You only have to set up this Google service account once for every Google account that you want to access Google resources with; you can skip this step the next time.
Follow the steps below to create the service account and generate the necessary credentials:
In the “APIs and services” navbar on the left, go to the “Credentials tab”
Click on “+ CREATE CREDENTIALS” and select “Service Account”
In the first step (service account details), provide a name for the service account, e.g., “gsheet-operator” and click on “Create and continue”
In the second step, select the “Owner” role and click “Continue”
In the third step, don’t change anything and click “Done”
Once back on the Credentials page, click on the service account you just created.

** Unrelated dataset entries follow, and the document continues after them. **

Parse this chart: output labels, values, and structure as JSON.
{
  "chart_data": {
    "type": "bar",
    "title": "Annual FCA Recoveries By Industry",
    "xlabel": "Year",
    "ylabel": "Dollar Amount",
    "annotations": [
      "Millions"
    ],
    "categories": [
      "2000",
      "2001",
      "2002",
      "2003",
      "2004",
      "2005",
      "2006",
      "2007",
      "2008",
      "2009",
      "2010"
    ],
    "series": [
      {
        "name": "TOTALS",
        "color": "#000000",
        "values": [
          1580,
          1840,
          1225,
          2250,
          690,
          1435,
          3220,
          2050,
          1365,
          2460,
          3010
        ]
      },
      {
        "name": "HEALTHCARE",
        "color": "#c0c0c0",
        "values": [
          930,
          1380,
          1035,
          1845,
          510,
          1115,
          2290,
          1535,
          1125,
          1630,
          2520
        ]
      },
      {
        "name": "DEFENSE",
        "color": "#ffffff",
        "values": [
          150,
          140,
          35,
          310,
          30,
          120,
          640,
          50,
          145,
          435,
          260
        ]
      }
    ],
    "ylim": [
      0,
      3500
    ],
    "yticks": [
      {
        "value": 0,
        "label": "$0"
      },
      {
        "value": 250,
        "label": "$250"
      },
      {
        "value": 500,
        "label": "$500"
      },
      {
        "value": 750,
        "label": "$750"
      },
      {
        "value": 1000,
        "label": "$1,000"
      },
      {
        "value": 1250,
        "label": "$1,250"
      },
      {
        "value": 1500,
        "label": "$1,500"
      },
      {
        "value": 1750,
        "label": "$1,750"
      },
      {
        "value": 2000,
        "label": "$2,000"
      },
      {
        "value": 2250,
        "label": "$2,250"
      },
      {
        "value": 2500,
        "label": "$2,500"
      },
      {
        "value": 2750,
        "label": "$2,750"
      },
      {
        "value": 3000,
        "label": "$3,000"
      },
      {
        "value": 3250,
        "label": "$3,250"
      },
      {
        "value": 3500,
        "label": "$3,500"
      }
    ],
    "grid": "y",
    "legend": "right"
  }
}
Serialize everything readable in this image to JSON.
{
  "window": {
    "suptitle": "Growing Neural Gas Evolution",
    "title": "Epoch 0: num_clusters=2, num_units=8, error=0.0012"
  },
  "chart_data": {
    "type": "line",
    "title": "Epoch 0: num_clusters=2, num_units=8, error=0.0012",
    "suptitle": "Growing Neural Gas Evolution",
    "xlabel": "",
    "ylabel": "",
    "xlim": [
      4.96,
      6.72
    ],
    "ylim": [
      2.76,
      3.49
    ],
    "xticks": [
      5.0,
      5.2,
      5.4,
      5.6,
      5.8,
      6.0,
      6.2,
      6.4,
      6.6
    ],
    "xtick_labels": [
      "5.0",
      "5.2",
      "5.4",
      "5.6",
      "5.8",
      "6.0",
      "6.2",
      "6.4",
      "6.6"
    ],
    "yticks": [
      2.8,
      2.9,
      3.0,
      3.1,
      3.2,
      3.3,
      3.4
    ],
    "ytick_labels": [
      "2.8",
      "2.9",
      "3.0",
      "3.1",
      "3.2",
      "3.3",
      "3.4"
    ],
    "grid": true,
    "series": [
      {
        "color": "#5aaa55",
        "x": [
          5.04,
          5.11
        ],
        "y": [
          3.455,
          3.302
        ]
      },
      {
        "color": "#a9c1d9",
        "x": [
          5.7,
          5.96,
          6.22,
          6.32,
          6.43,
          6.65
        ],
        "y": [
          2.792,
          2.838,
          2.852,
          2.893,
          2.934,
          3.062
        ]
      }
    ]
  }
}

Go to the Keys tab, click “Add Key > Create new key”
Choose “JSON”, then click “Create.” The JSON file with your service account credentials will automatically download to your computer.
You now have a service account and a JSON credentials file! Head over to your Downloads folder or wherever the JSON file was downloaded, open it up, and have a look. It should look something like this:
There’s a client_email
field in there: gsheets-operator@<google-project-name>.iam.gserviceaccount.com. Copy this email to your clipboard; you’ll need it in the next step.
Before you can analyze data in spreadsheets, you need to make sure you have a spreadsheet with data in it. If you don’t have a dataset lying around, you can start from a Google Sheet that we prepared for this tutorial: Open the example spreadsheet and once in the Google Sheet, click “File > Make a copy,” specify a name, and click “Make a copy.” If you already have a spreadsheet with data you want to analyze, just open up that spreadsheet.
Regardless of whether you’re working with a duplicate of the example spreadsheet or your own spreadsheet, you need to give the Google service account that you created in the first step access to the spreadsheet:
Click “Share”
Add the email of the service account that you copied to your clipboard in the previous step as an editor to the spreadsheet (e.g. gsheets-operator@<google-project-name>.iam.gserviceaccount.com)
Click “Send”
Alright, service account: check. Google spreadsheet with the right access: check.
Click this link to create a workbook in your own account that contains all the Python code you need to connect to Google Sheets.
To use the service account credentials JSON in your newly created workbook, you need to store it in DataLab. To do so securely, you can use Environment variables. In your new workbook, open "Environment > Environment variables..." in the menu bar, and click on "Add". Next:
Set Name
to GOOGLE_JSON
Set Value
to the full contents of the service account JSON file that was downloaded. You can do this by opening the JSON file, selecting all, copying it to your clipboard, and then pasting it in the Value field.
Set the “Environment Variable Set Name” to “Google Service Account” (this can be anything, really)
After filling in all fields, click “Create,” “Next,” and finally, “Connect.” Your workbook session will restart, and GOOGLE_JSON
will now be available as an environment variable in your workbook.
If you want to reuse the same services account credentials in another workbook, you don’t need to set up the environment variable again: you can connect the environment variable to your other workspaces as well.
Use the Python code snippets in the workbook that you can create from this link to install the necessary packages, read data from the Google spreadsheet, analyze it and write data back to the Google spreadsheet. All from Python!